Forty years ago today, the Rev. Dr. Martin Luther King Jr. was felled by an assassin's bullet. He was 39.
Robert F. Kennedy, campaigning for president in 1968, was in Indianapolis on the evening of April 4, 1968. The first to tell the crowd the terrible news, he reminded them of what Dr. King lived and ultimately died for:
Martin Luther King dedicated his life to love and to justice for his fellow human beings, and he died because of that effort. In this difficult day, in this difficult time for the United States, it is perhaps well to ask what kind of a nation we are and what direction we want to move in. ... [W]e can make an effort, as Martin Luther King did, to understand and to comprehend, and replace that violence, that stain of bloodshed that has spread across our land, with an effort to understand, with compassion and love.
Out of nearly 100 major cities in America that rioted at the news of Dr. King's assassination, Indianapolis was not among them. Just two months after this speech, Robert Kennedy too would be assassinated by gunshot.

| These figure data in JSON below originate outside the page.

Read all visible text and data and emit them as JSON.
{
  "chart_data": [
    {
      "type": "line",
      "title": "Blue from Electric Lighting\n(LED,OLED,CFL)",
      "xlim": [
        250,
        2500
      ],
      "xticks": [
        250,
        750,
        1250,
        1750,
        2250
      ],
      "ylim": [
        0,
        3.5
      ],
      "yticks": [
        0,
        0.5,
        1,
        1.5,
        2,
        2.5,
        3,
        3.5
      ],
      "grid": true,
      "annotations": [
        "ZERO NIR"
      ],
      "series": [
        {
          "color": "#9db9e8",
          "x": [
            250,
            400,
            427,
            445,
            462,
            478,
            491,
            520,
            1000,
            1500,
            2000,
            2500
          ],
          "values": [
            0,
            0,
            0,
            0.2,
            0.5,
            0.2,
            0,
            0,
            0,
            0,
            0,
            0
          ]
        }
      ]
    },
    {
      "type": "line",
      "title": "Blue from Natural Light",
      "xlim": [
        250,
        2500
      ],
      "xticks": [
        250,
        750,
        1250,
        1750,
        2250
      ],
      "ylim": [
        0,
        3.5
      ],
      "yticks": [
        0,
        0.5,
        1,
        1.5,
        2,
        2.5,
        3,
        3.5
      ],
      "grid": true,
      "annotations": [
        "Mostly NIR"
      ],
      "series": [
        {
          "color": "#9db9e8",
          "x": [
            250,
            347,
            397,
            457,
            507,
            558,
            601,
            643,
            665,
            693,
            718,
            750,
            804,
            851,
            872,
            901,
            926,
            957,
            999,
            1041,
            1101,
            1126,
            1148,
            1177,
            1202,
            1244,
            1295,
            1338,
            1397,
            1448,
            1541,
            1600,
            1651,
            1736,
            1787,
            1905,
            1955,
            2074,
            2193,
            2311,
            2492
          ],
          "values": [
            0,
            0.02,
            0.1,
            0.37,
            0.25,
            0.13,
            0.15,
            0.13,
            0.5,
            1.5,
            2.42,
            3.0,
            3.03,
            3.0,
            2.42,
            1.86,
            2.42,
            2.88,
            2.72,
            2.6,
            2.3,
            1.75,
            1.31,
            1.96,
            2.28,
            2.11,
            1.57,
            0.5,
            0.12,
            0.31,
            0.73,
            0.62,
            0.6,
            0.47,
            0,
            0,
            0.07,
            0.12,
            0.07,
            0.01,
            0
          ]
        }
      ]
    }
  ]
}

From these horrible losses would come the Gun Control Act of 1968, one of the few pieces of national gun control legislation on the books today.
Dr. King said many profound things in his public and ministerial career. His statement at the Sixteenth Street Baptist Church in Birmingham, Alabama, on May 3, 1963 -- one month before I had the opportunity to hear him and meet him in my hometown of Fort Wayne, Indiana -- seems particularly meaningful today:
The reason I can't follow the old eye-for-an-eye philosophy is that it ends up leaving everybody blind. Somebody must have sense and somebody must have religion. I remember some years ago, my brother and I were driving from Atlanta to Chattanooga, Tennessee. And for some reason the drivers that night were very discourteous or they were forgetting to dim their lights .... And finally A.D. [King's brother] looked over at me and he said, "I'm tired of this now, and the next car that comes by here and refuses to dim the lights, I'm going to refuse to dim mine." I said, "Wait a minute, don't do that. Somebody has to have some sense on this highway and if somebody doesn't have sense enough to dim the lights, we'll all end up destroyed on this highway."
And I'm saying the same thing for us here in Birmingham. We are moving up a mighty highway toward the city of Freedom. There will be meandering points. There will be curves and difficult moments, and we will be tempted to retaliate with the same kind of force that the opposition will use. But I'm going to say to you, "Wait a minute, Birmingham. Somebody's got to have some sense in Birmingham."
If Dr. King is looking down on us today, I can imagine him seeing 12,352 gun murders a year in the United States -- nearly 34 every day -- and telling us that "the old eye-for-an-eye philosophy leaves everyone blind."
Somebody's got to "have some sense" in America.